I’ve read about multi-level models, which sound like they are intended the handle this situation when the underlying variables are continuous (e.g., real numbers) and when a linear model is appropriate
I studied all the examples from this paper random-effects modelling of categorical response data. The title itself contradicts this thought. For our problem with 2×2 tables with repeated measurement, the example in section 3.6 is germane to our discussion. This is for reference only as my goal is to explain it. I may edit out this section in the future if this context is not necessary anymore.
The first thing to understand is that the random effect is modelled not in a very different way as in regression over continuous variable. Indeed a regression over a categorical variable is nothing else than a linear regression over the logit (or another link function like probit) of the probability associated with the different levels of this categorical variable. If πi is the probability to answer yes at the question i, then logit(πi)=FixedEffectsi+RandomEffecti. This model is linear and random effects can be expressed in a classical numerical way like for example RandomEffecti∼N(0,σ) In this problem, the random effect represents the subject-related variation for the same answer.
For our problem, we want to model
πijv the probability of the subject to answer “yes” for the variable v at interview time j. The logit of this variable is modeled as a combination of fixed effects and subject-related random effects.
About the fixed effects
The fixed effects are then related to the probability to answer “yes” at time j at the question v. According to your scientific goal you can test with a likelihood ratio to test if the equality of certain fixed effects must be rejected. For example, the model where β1v=β2v=β3v... means that there is no change tendency in the answer from time 1 to time 2. If you assume that this global tendency does not exist, which seems to be the case for your study, you can drop the i straightaway in your model βjv becomes βv. By analogy, you can test by a likelihood ratio if the equality β1=β2 must be rejected.
About random effects
I know it’s possible to model random effects by something else than normal errors but I prefer to answer on the basis of normal random effects for the sake of simplicity.
The random effects can be modelled in different ways. With the notations uij I assumed that a random effect is drawn from its distribution each time a subject answer a question.This is the most specific degree of variation possible. If I used ui instead, it would have mean that a random effect is drawn for each subject i and is the same for each question v he has to answer (some subjects would then have a tendency to answer yes more often). You have to make a choice. If I understood well, you can also have both random effects ui∼N(0,σ1) which is subject-drawn and uij∼N(0,σ2) which is subject+answer-drawn. I think that your choice depends of the details of your case. But If I understood well, the risk of overfitting by adding random effects is not big, so when one have a doubt, we can include many levels.

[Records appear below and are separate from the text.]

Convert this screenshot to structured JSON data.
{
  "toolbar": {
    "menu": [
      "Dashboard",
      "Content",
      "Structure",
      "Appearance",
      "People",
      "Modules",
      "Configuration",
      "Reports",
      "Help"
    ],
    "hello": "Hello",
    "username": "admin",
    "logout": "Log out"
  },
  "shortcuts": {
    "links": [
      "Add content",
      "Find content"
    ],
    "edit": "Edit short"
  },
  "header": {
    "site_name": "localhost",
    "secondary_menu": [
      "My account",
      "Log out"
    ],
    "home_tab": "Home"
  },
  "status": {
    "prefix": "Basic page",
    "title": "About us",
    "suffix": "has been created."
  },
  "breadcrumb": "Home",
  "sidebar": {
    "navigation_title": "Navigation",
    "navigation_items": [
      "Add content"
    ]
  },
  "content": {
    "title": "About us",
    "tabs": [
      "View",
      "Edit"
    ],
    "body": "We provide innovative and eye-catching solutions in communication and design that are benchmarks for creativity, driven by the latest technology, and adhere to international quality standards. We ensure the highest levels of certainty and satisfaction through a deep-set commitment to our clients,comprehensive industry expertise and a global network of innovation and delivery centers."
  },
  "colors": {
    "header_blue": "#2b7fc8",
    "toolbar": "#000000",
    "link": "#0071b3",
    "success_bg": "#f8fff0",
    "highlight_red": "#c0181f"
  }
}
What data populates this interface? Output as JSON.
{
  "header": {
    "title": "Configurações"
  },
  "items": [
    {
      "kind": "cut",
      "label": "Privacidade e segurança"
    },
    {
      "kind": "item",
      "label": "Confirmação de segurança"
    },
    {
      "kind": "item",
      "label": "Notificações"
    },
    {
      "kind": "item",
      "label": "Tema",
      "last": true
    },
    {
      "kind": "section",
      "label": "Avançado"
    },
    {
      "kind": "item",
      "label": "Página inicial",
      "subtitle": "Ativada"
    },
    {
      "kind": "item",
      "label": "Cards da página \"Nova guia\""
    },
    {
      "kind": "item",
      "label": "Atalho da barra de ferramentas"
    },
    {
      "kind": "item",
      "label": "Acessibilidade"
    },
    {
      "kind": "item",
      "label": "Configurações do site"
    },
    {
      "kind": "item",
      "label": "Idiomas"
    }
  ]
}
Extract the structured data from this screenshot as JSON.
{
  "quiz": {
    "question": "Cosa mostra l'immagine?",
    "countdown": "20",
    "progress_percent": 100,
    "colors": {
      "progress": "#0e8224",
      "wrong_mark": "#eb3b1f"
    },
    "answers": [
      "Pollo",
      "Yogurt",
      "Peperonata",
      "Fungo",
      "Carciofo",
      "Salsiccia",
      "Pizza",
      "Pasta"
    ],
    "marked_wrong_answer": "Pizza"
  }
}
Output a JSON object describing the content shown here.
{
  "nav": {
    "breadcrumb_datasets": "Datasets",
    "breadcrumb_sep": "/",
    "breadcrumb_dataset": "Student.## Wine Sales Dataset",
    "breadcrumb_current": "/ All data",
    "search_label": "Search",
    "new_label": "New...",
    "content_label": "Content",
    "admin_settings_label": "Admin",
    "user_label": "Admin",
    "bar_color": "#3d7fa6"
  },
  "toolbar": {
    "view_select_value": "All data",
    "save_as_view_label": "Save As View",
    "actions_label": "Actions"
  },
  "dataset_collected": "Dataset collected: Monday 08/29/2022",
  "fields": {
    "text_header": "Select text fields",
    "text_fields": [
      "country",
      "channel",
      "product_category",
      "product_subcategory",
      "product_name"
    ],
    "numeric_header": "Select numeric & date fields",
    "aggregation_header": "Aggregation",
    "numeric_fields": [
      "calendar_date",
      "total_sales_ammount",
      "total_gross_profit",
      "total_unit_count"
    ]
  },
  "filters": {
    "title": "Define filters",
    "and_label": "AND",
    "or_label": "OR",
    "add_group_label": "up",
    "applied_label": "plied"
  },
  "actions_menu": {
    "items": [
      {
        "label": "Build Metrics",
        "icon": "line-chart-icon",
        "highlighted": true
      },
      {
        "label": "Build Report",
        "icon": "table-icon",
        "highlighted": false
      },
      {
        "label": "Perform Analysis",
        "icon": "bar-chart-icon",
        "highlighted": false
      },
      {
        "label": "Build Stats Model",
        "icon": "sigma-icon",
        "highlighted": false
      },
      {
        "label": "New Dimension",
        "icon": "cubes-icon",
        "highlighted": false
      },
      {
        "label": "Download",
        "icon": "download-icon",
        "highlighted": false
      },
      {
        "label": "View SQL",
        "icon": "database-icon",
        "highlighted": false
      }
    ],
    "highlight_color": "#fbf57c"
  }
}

I realize how weird my answer is, this is just an embarrassing rambling certainly more helpful to me than to others. Maybe I ll edit out 90% of it.
I am not more confident, but more disposed to get to the point.
I would suggest to compare the model with nested random effects (ui+uiv) versus the model with only the combinated random effect (uiv). The idea is that the ui term is the sole responsible for the dependency between answers. Rejecting independence is rejecting the presence of ui. Using glmer to test this would give something like :
model1<-glmer(yes ~ Question + (1 | Subject/Question ), data = df, family = binomial) model2<-glmer(yes ~ Question + (1 | Subject:Question ), data = df, family = binomial) anova(model1,model2)
Question is a dummy variable indicating if the question 1 or 2 is asked.
If I understood well,
(1 | Subject/Question ) is related to the nested structure ui+uiv and
(1 |Subject:Question) is just the combination uiv.
anova computes a likelihood ratio test between the two models.